Even though there is so far no Covid-19 vaccine, everyone is wondering: should the upcoming vaccine against Covid-19 be mandatory? We must say that the recent statements from laboratories as to their candidate vaccines have sparked hope and tend to show light at the end of the tunnel over the globe.
During his televised address on November 24, 2020, French President Macron confirmed vaccine will be soon available in France and Europe. A first vaccination campaign targeting the most vulnerable individulas - such as elderly people - is expected to start very soon.
Mr Marcon explained "the health authorities with the State, local communities, will define the practical arrangements for the deployment of vaccines with hospitals, retirement homes". He adds steps will be shared to make sure as many people as possible get vaccinated. The President also promised: "vaccination will not be compulsory".
Statements confirmed this December 3, 2020 by Jean Castex during his press brief mainly focusing on France's vaccine strategy and the reasoning behind it. "We will initiate nothing without the prior consultation from Health authorities on each vaccine. I hear reluctance, fears expressed by each one of you. Each one of us has to be able to get vaccinated by their homes, by a health professional they trust" he explains.
Health Minister Olivier Véran added: "Three principles will be respected: patients' free choice, free vaccine, safety.
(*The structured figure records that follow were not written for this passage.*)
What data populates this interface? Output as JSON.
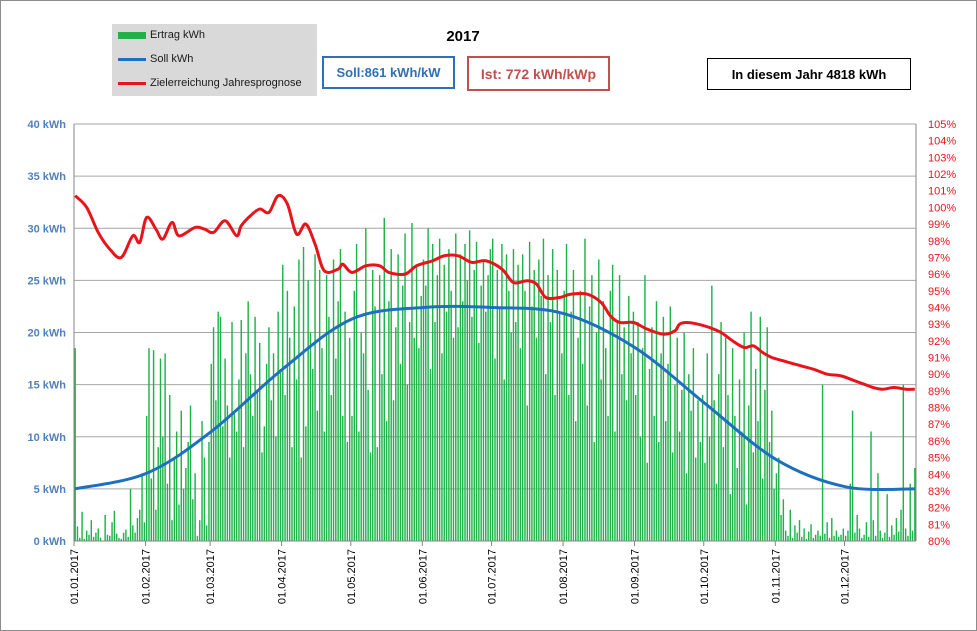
{
  "chart_data": {
    "type": "bar",
    "title": "2017",
    "legend": {
      "placement": "top-left",
      "entries": [
        {
          "label": "Ertrag kWh",
          "color": "#1fb24a",
          "kind": "bar"
        },
        {
          "label": "Soll kWh",
          "color": "#1e6fbf",
          "kind": "line"
        },
        {
          "label": "Zielerreichung Jahresprognose",
          "color": "#e8141c",
          "kind": "line"
        }
      ]
    },
    "annotations": {
      "soll": "Soll:861 kWh/kW",
      "ist": "Ist: 772 kWh/kWp",
      "year_total": "In diesem Jahr 4818 kWh"
    },
    "y_axis": {
      "ylim": [
        0,
        40
      ],
      "ticks": [
        "0 kWh",
        "5 kWh",
        "10 kWh",
        "15 kWh",
        "20 kWh",
        "25 kWh",
        "30 kWh",
        "35 kWh",
        "40 kWh"
      ]
    },
    "y2_axis": {
      "ylim": [
        80,
        105
      ],
      "ticks": [
        "80%",
        "81%",
        "82%",
        "83%",
        "84%",
        "85%",
        "86%",
        "87%",
        "88%",
        "89%",
        "90%",
        "91%",
        "92%",
        "93%",
        "94%",
        "95%",
        "96%",
        "97%",
        "98%",
        "99%",
        "100%",
        "101%",
        "102%",
        "103%",
        "104%",
        "105%"
      ]
    },
    "x_axis": {
      "xlim": [
        "01.01.2017",
        "31.12.2017"
      ],
      "ticks": [
        "01.01.2017",
        "01.02.2017",
        "01.03.2017",
        "01.04.2017",
        "01.05.2017",
        "01.06.2017",
        "01.07.2017",
        "01.08.2017",
        "01.09.2017",
        "01.10.2017",
        "01.11.2017",
        "01.12.2017"
      ]
    },
    "grid": "horizontal",
    "series": [
      {
        "name": "Ertrag kWh",
        "type": "bar",
        "values_by_month": [
          [
            18.5,
            1.4,
            0.3,
            2.8,
            0.2,
            1.0,
            0.6,
            2.0,
            0.4,
            0.8,
            1.2,
            0.3,
            0.0,
            2.5,
            0.6,
            0.5,
            1.8,
            2.9,
            0.7,
            0.3,
            0.2,
            0.8,
            1.1,
            0.4,
            5.0,
            1.5,
            0.8,
            2.2,
            3.0,
            6.5,
            1.8
          ],
          [
            12.0,
            18.5,
            6.0,
            18.3,
            3.0,
            9.0,
            17.5,
            10.0,
            18.0,
            5.5,
            14.0,
            2.0,
            8.0,
            10.5,
            3.5,
            12.5,
            5.0,
            7.0,
            9.5,
            13.0,
            4.0,
            6.5,
            0.5,
            2.0,
            11.5,
            8.0,
            1.5,
            9.5
          ],
          [
            17.0,
            20.5,
            13.5,
            22.0,
            21.5,
            11.0,
            17.5,
            13.0,
            8.0,
            21.0,
            12.5,
            10.5,
            15.5,
            21.2,
            9.0,
            18.0,
            23.0,
            16.0,
            12.0,
            21.5,
            14.5,
            19.0,
            8.5,
            11.0,
            17.0,
            20.5,
            13.5,
            18.0,
            10.0,
            22.0,
            16.5
          ],
          [
            26.5,
            14.0,
            24.0,
            19.5,
            9.0,
            22.5,
            15.5,
            27.0,
            8.0,
            28.2,
            11.0,
            25.0,
            20.0,
            16.5,
            27.5,
            12.5,
            26.0,
            18.5,
            10.5,
            25.5,
            21.5,
            14.0,
            27.0,
            17.5,
            23.0,
            28.0,
            12.0,
            22.0,
            9.5,
            19.5
          ],
          [
            12.0,
            24.0,
            28.5,
            10.5,
            20.0,
            18.0,
            30.0,
            14.5,
            8.5,
            26.0,
            22.5,
            9.0,
            25.5,
            16.0,
            31.0,
            11.5,
            23.0,
            28.0,
            13.5,
            20.5,
            27.5,
            17.0,
            24.5,
            29.5,
            15.0,
            21.0,
            30.5,
            19.5,
            26.5,
            18.5,
            23.5
          ],
          [
            27.0,
            24.5,
            30.0,
            16.5,
            28.5,
            21.0,
            25.5,
            29.0,
            18.0,
            26.5,
            22.0,
            28.0,
            24.0,
            19.5,
            29.5,
            20.5,
            27.5,
            23.0,
            28.5,
            25.0,
            29.8,
            21.5,
            26.0,
            28.7,
            19.0,
            24.5,
            27.0,
            22.0,
            25.5,
            28.0
          ],
          [
            29.0,
            17.5,
            26.0,
            22.5,
            28.5,
            15.5,
            27.5,
            24.0,
            20.0,
            28.0,
            21.0,
            26.5,
            18.5,
            27.5,
            24.0,
            13.0,
            28.7,
            22.5,
            26.0,
            19.5,
            27.0,
            23.5,
            29.0,
            16.0,
            25.5,
            21.0,
            28.0,
            14.0,
            26.0,
            22.0,
            18.0
          ],
          [
            24.0,
            28.5,
            14.0,
            22.0,
            26.0,
            11.5,
            19.5,
            24.0,
            17.0,
            29.0,
            13.0,
            22.5,
            25.5,
            9.5,
            20.0,
            27.0,
            15.5,
            23.0,
            18.5,
            12.0,
            24.0,
            26.5,
            10.5,
            21.0,
            25.5,
            16.0,
            20.5,
            13.5,
            23.5,
            18.0,
            22.0
          ],
          [
            14.0,
            21.0,
            10.0,
            18.5,
            25.5,
            7.5,
            16.5,
            20.5,
            12.0,
            23.0,
            9.5,
            18.0,
            21.5,
            11.5,
            17.0,
            22.5,
            8.5,
            15.0,
            19.5,
            10.5,
            14.5,
            20.0,
            6.5,
            16.0,
            12.5,
            18.5,
            8.0,
            13.5,
            9.5,
            14.0
          ],
          [
            7.5,
            18.0,
            10.0,
            24.5,
            13.5,
            5.5,
            16.0,
            21.0,
            9.0,
            19.5,
            14.0,
            4.5,
            18.5,
            12.0,
            7.0,
            15.5,
            10.5,
            20.0,
            3.5,
            13.0,
            22.0,
            8.5,
            16.5,
            11.5,
            21.5,
            6.0,
            14.5,
            20.5,
            9.5,
            12.5,
            5.0
          ],
          [
            6.5,
            8.0,
            2.5,
            4.0,
            1.0,
            0.5,
            3.0,
            0.3,
            1.5,
            0.8,
            2.0,
            0.4,
            1.2,
            0.2,
            0.9,
            1.6,
            0.3,
            0.6,
            1.0,
            0.5,
            15.0,
            0.7,
            1.8,
            0.3,
            2.2,
            0.5,
            1.0,
            0.4,
            0.6,
            1.2
          ],
          [
            0.5,
            1.0,
            5.5,
            12.5,
            0.8,
            2.5,
            1.2,
            0.3,
            0.6,
            1.8,
            0.4,
            10.5,
            2.0,
            0.5,
            6.5,
            1.0,
            0.3,
            0.8,
            4.5,
            0.4,
            1.5,
            0.6,
            2.2,
            0.9,
            3.0,
            15.0,
            1.2,
            0.5,
            5.5,
            1.0,
            7.0
          ]
        ]
      },
      {
        "name": "Soll kWh",
        "type": "line",
        "color": "#1e6fbf",
        "x": [
          0,
          31,
          59,
          90,
          120,
          151,
          181,
          212,
          243,
          273,
          304,
          334,
          364
        ],
        "values": [
          5.0,
          6.5,
          10.5,
          16.5,
          21.3,
          22.4,
          22.4,
          21.8,
          18.5,
          13.2,
          7.8,
          5.2,
          5.0
        ]
      },
      {
        "name": "Zielerreichung Jahresprognose",
        "type": "line",
        "axis": "y2",
        "color": "#e8141c",
        "x": [
          0,
          5,
          10,
          15,
          20,
          25,
          28,
          31,
          35,
          38,
          42,
          45,
          52,
          56,
          60,
          65,
          70,
          72,
          76,
          80,
          84,
          88,
          92,
          96,
          100,
          104,
          108,
          114,
          116,
          120,
          126,
          132,
          136,
          143,
          148,
          155,
          160,
          166,
          172,
          178,
          185,
          190,
          196,
          200,
          204,
          210,
          215,
          222,
          228,
          232,
          236,
          242,
          248,
          255,
          260,
          262,
          265,
          270,
          275,
          280,
          285,
          290,
          294,
          298,
          302,
          307,
          312,
          320,
          326,
          332,
          338,
          342,
          346,
          350,
          355,
          360,
          364
        ],
        "values": [
          100.7,
          100.0,
          98.5,
          97.5,
          97.0,
          98.3,
          97.9,
          99.4,
          98.7,
          98.1,
          99.1,
          98.3,
          98.8,
          98.7,
          98.5,
          99.2,
          98.3,
          98.9,
          99.5,
          99.9,
          99.7,
          100.7,
          100.2,
          98.4,
          99.0,
          97.8,
          96.2,
          96.3,
          96.6,
          96.1,
          96.5,
          96.5,
          96.1,
          96.0,
          96.5,
          96.8,
          97.1,
          97.1,
          96.7,
          96.8,
          96.3,
          95.5,
          95.6,
          95.4,
          94.6,
          94.6,
          94.8,
          94.8,
          94.3,
          93.5,
          93.1,
          93.1,
          92.7,
          92.4,
          92.6,
          93.0,
          93.1,
          93.0,
          92.8,
          92.5,
          92.0,
          91.6,
          91.7,
          91.3,
          91.0,
          90.8,
          90.6,
          90.3,
          90.0,
          89.9,
          89.6,
          89.4,
          89.2,
          89.1,
          89.2,
          89.1,
          89.1
        ]
      }
    ]
  }
}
Vaccination has to be made by the rules. No one will be forced to get vaccinated".
This news is to reassure many citizens, that were rather dubious towards early vaccines in France. According to a recent Ipsos survey – released on November 5 – 54% of the French surveyed say they would accept to be inoculated if there was a Covid-19 vaccine available. A decreasing number, this back in August, 59% of them said they were. Furthermore, France is one of the surveyed countries where inhabitants are the more reticent to get vaccinated.